Patrick Hummel, UBS analyst, stated that these cuts “put pressure on all competition in the mass- and premium-entry segments”, both in EVs and in vehicles powered by internal combustion engine.

UBS predicts a 40% drop in earnings by 2023.

He expects Tesla to continue expanding volumes aggressively as the technology and cost leader in EVs, leveraging its superior cost structure and overcoming all legacy competitors and smaller EV player players. This is considered “the beginning for an industry-wide shakeout”.

This is despite US vehicle sales falling for three consecutive months, 14.9mln to 13.2mln October through December. Meanwhile, new car dealer inventory continued to creep up and European backlogs shrinking for ICE and EV cars.

Hummel stated that others are following Tesla’s lead in China. Looking across the market, Hummel also said that legacy OEMs like Volkswagen Group (XETRA :VOW), Stellantis NV NYSE:STLA, EPA :STLA), Ford Motor Company NYSE:F, and General Motors Company NYSE:GM “will have to follow” but with higher costs, thereby threatening the story of EV margin parity.

It is also expected that ICE pricing will be affected by the increase in production and inventories, despite a decline in demand towards the end last year.

Analysts expect that the financial arms of US OEMs and German OEMs will be under pressure. Profits in China joint ventures are “structurally at-risk”.
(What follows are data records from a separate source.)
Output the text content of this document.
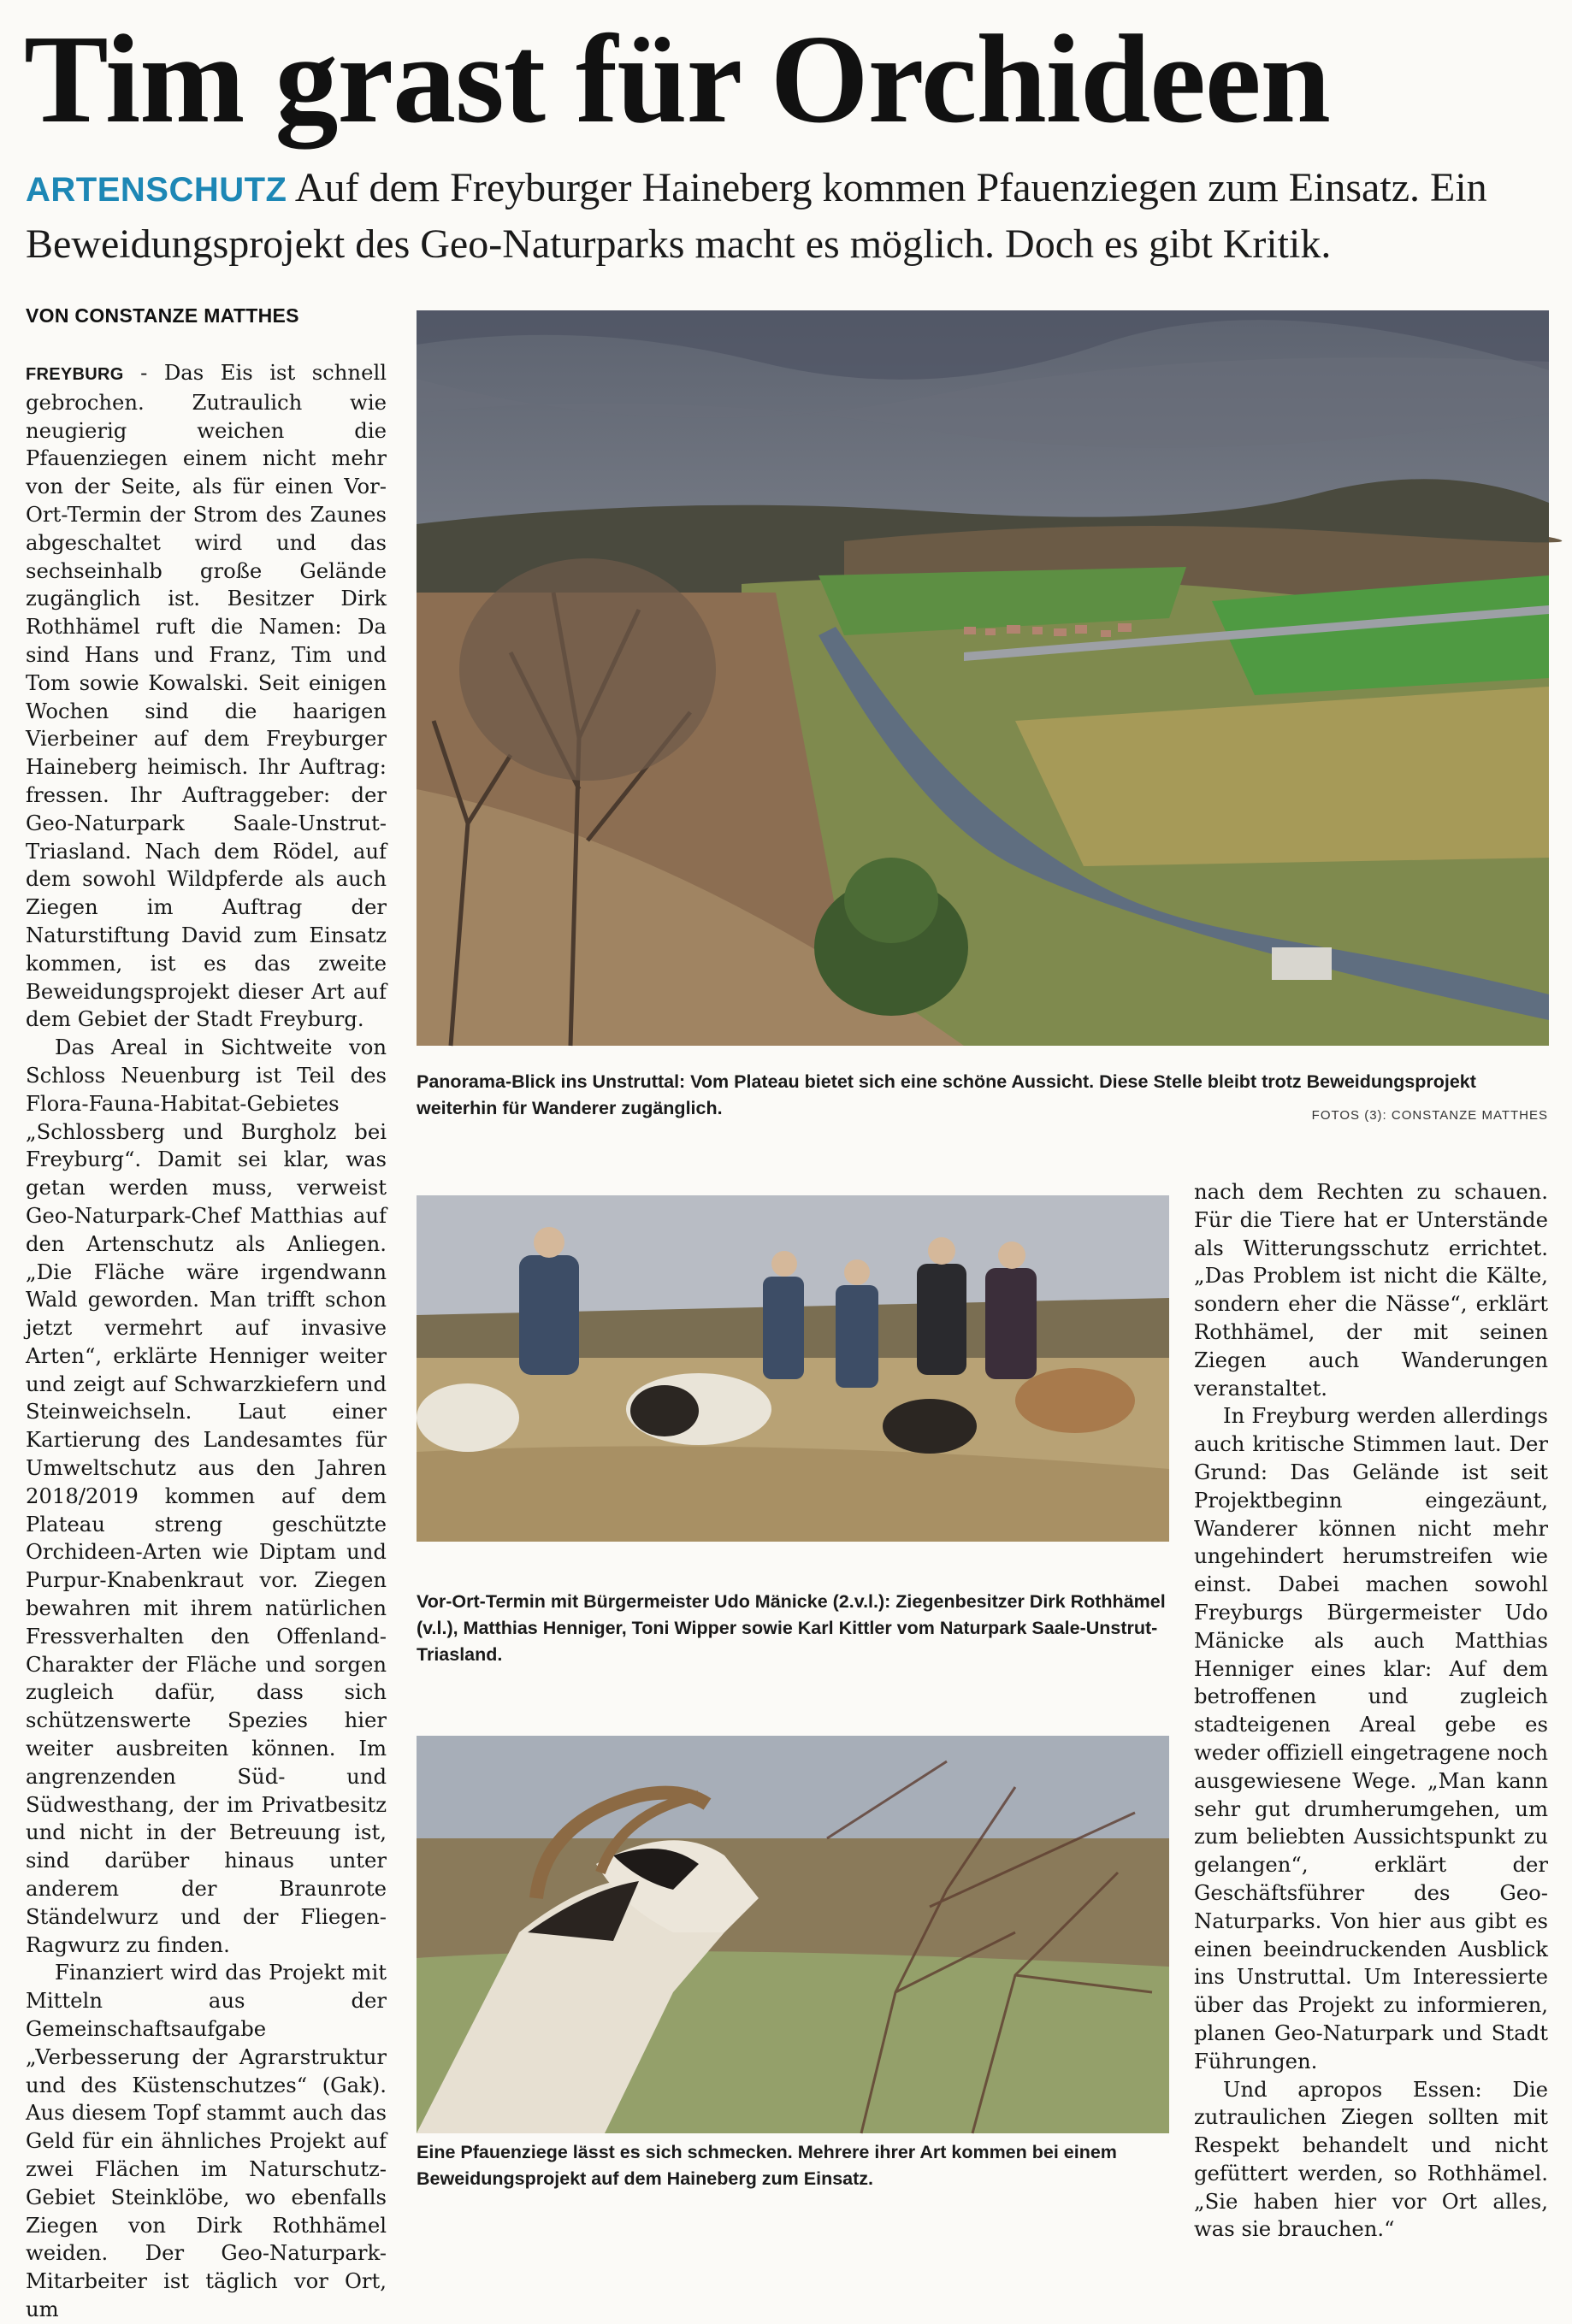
Tim grast für Orchideen

ARTENSCHUTZ Auf dem Freyburger Haineberg kommen Pfauenziegen zum Einsatz. Ein Beweidungsprojekt des Geo-Naturparks macht es möglich. Doch es gibt Kritik.

VON CONSTANZE MATTHES

FREYBURG - Das Eis ist schnell gebrochen. Zutraulich wie neugierig weichen die Pfauenziegen einem nicht mehr von der Seite, als für einen Vor-Ort-Termin der Strom des Zaunes abgeschaltet wird und das sechseinhalb große Gelände zugänglich ist. Besitzer Dirk Rothhämel ruft die Namen: Da sind Hans und Franz, Tim und Tom sowie Kowalski. Seit einigen Wochen sind die haarigen Vierbeiner auf dem Freyburger Haineberg heimisch. Ihr Auftrag: fressen. Ihr Auftraggeber: der Geo-Naturpark Saale-Unstrut-Triasland. Nach dem Rödel, auf dem sowohl Wildpferde als auch Ziegen im Auftrag der Naturstiftung David zum Einsatz kommen, ist es das zweite Beweidungsprojekt dieser Art auf dem Gebiet der Stadt Freyburg.

Das Areal in Sichtweite von Schloss Neuenburg ist Teil des Flora-Fauna-Habitat-Gebietes „Schlossberg und Burgholz bei Freyburg“. Damit sei klar, was getan werden muss, verweist Geo-Naturpark-Chef Matthias auf den Artenschutz als Anliegen. „Die Fläche wäre irgendwann Wald geworden. Man trifft schon jetzt vermehrt auf invasive Arten“, erklärte Henniger weiter und zeigt auf Schwarzkiefern und Steinweichseln. Laut einer Kartierung des Landesamtes für Umweltschutz aus den Jahren 2018/2019 kommen auf dem Plateau streng geschützte Orchideen-Arten wie Diptam und Purpur-Knabenkraut vor. Ziegen bewahren mit ihrem natürlichen Fressverhalten den Offenland-Charakter der Fläche und sorgen zugleich dafür, dass sich schützenswerte Spezies hier weiter ausbreiten können. Im angrenzenden Süd- und Südwesthang, der im Privatbesitz und nicht in der Betreuung ist, sind darüber hinaus unter anderem der Braunrote Ständelwurz und der Fliegen-Ragwurz zu finden.

Finanziert wird das Projekt mit Mitteln aus der Gemeinschaftsaufgabe „Verbesserung der Agrarstruktur und des Küstenschutzes“ (Gak). Aus diesem Topf stammt auch das Geld für ein ähnliches Projekt auf zwei Flächen im Naturschutz-Gebiet Steinklöbe, wo ebenfalls Ziegen von Dirk Rothhämel weiden. Der Geo-Naturpark-Mitarbeiter ist täglich vor Ort, um

Panorama-Blick ins Unstruttal: Vom Plateau bietet sich eine schöne Aussicht. Diese Stelle bleibt trotz Beweidungsprojekt weiterhin für Wanderer zugänglich.	FOTOS (3): CONSTANZE MATTHES

Vor-Ort-Termin mit Bürgermeister Udo Mänicke (2.v.l.): Ziegenbesitzer Dirk Rothhämel (v.l.), Matthias Henniger, Toni Wipper sowie Karl Kittler vom Naturpark Saale-Unstrut-Triasland.

Eine Pfauenziege lässt es sich schmecken. Mehrere ihrer Art kommen bei einem Beweidungsprojekt auf dem Haineberg zum Einsatz.

nach dem Rechten zu schauen. Für die Tiere hat er Unterstände als Witterungsschutz errichtet. „Das Problem ist nicht die Kälte, sondern eher die Nässe“, erklärt Rothhämel, der mit seinen Ziegen auch Wanderungen veranstaltet.

In Freyburg werden allerdings auch kritische Stimmen laut. Der Grund: Das Gelände ist seit Projektbeginn eingezäunt, Wanderer können nicht mehr ungehindert herumstreifen wie einst. Dabei machen sowohl Freyburgs Bürgermeister Udo Mänicke als auch Matthias Henniger eines klar: Auf dem betroffenen und zugleich stadteigenen Areal gebe es weder offiziell eingetragene noch ausgewiesene Wege. „Man kann sehr gut drumherumgehen, um zum beliebten Aussichtspunkt zu gelangen“, erklärt der Geschäftsführer des Geo-Naturparks. Von hier aus gibt es einen beeindruckenden Ausblick ins Unstruttal. Um Interessierte über das Projekt zu informieren, planen Geo-Naturpark und Stadt Führungen.

Und apropos Essen: Die zutraulichen Ziegen sollten mit Respekt behandelt und nicht gefüttert werden, so Rothhämel. „Sie haben hier vor Ort alles, was sie brauchen.“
UBS favors luxury over premium. Mass OEMs are at the bottom of the market, and auto suppliers are seen as “a better spot to hide” with mentions of Vitesco, Aptiv, and Valeo.

Ferrari (NYSE:RACE), is considered “immune”, and along with the Italian stallion Porsche AG, (ETR:P911), is seen to be the best positioned. A new EUR115 target for shares has been raised from EUR105 to reflect an flat EPS trend in 2023.
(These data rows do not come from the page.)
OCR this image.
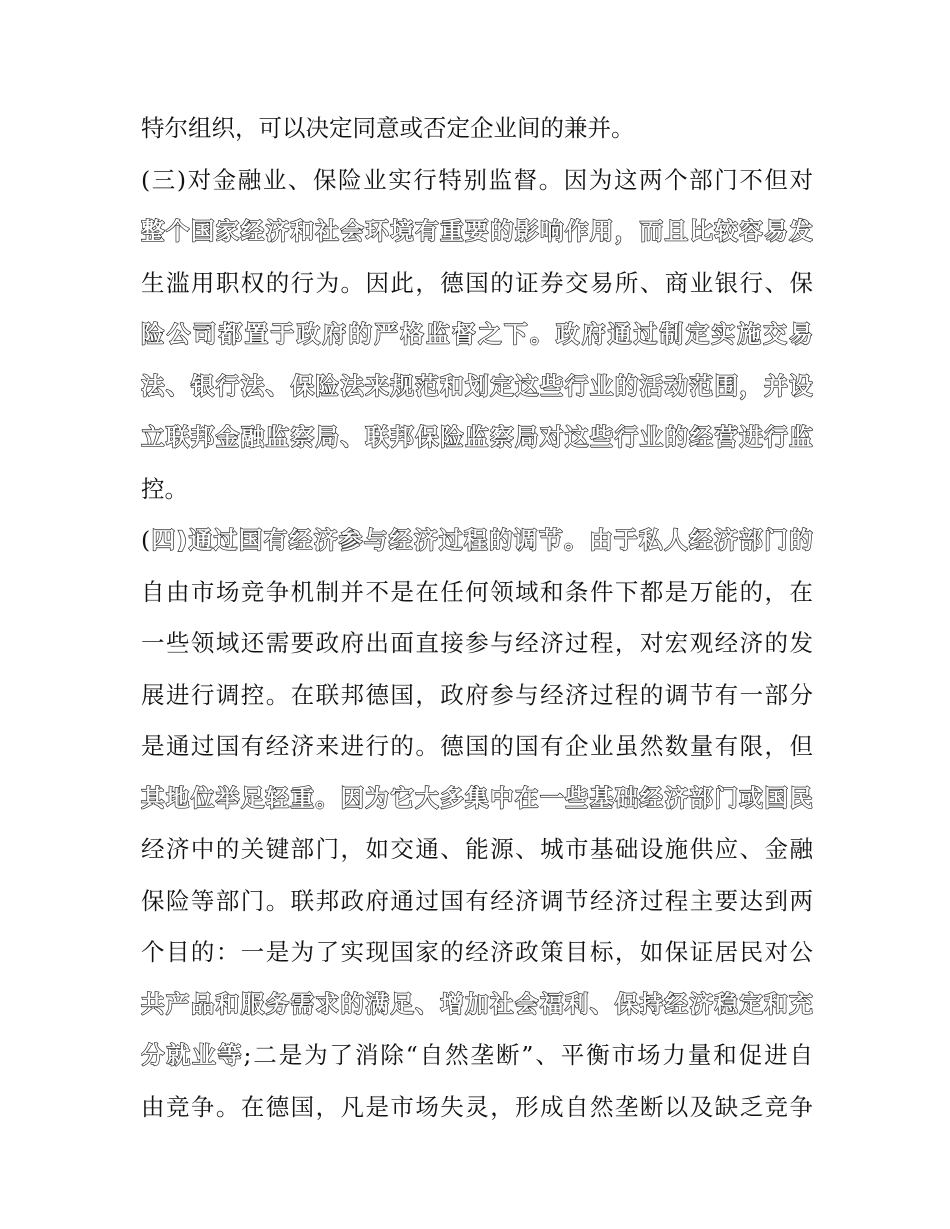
特尔组织，可以决定同意或否定企业间的兼并。
(三)对金融业、保险业实行特别监督。因为这两个部门不但对
整个国家经济和社会环境有重要的影响作用，而且比较容易发
生滥用职权的行为。因此，德国的证券交易所、商业银行、保
险公司都置于政府的严格监督之下。政府通过制定实施交易
法、银行法、保险法来规范和划定这些行业的活动范围，并设
立联邦金融监察局、联邦保险监察局对这些行业的经营进行监
控。
(四)通过国有经济参与经济过程的调节。由于私人经济部门的
自由市场竞争机制并不是在任何领域和条件下都是万能的，在
一些领域还需要政府出面直接参与经济过程，对宏观经济的发
展进行调控。在联邦德国，政府参与经济过程的调节有一部分
是通过国有经济来进行的。德国的国有企业虽然数量有限，但
其地位举足轻重。因为它大多集中在一些基础经济部门或国民
经济中的关键部门，如交通、能源、城市基础设施供应、金融
保险等部门。联邦政府通过国有经济调节经济过程主要达到两
个目的：一是为了实现国家的经济政策目标，如保证居民对公
共产品和服务需求的满足、增加社会福利、保持经济稳定和充
分就业等;二是为了消除“自然垄断”、平衡市场力量和促进自
由竞争。在德国，凡是市场失灵，形成自然垄断以及缺乏竞争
Mercedes-Benz is the stock that has the most favorable risk/reward ratio. There’s a 10% buyback opportunity and Mercedes-Benz shares are up to EUR79, which was EUR72.

Tesla’s EPS and price target were reduced by 40% to US$220, from US$350. This is to reflect aggressive price reductions. However, analysts still see Tesla as a “clear winner of the industry shakeout thanks to cost leadership and technology”, so the ‘buy’ rating was reaffirmed.

Other analysts agree with this sentiment, with Deutsche Bank hailing pricing as a “bold offensive step”.

Post Disclaimer

The following content has been published by Stockmark.IT. All information utilised in the creation of this communication has been gathered from publicly available sources that we consider reliable. Nevertheless, we cannot guarantee the accuracy or completeness of this communication.

This communication is intended solely for informational purposes and should not be construed as an offer, recommendation, solicitation, inducement, or invitation by or on behalf of the Company or any affiliates to engage in any investment activities. The opinions and views expressed by the authors are their own and do not necessarily reflect those of the Company, its affiliates, or any other third party.

The services and products mentioned in this communication may not be suitable for all recipients, by continuing to read this website and its content you agree to the terms of this disclaimer.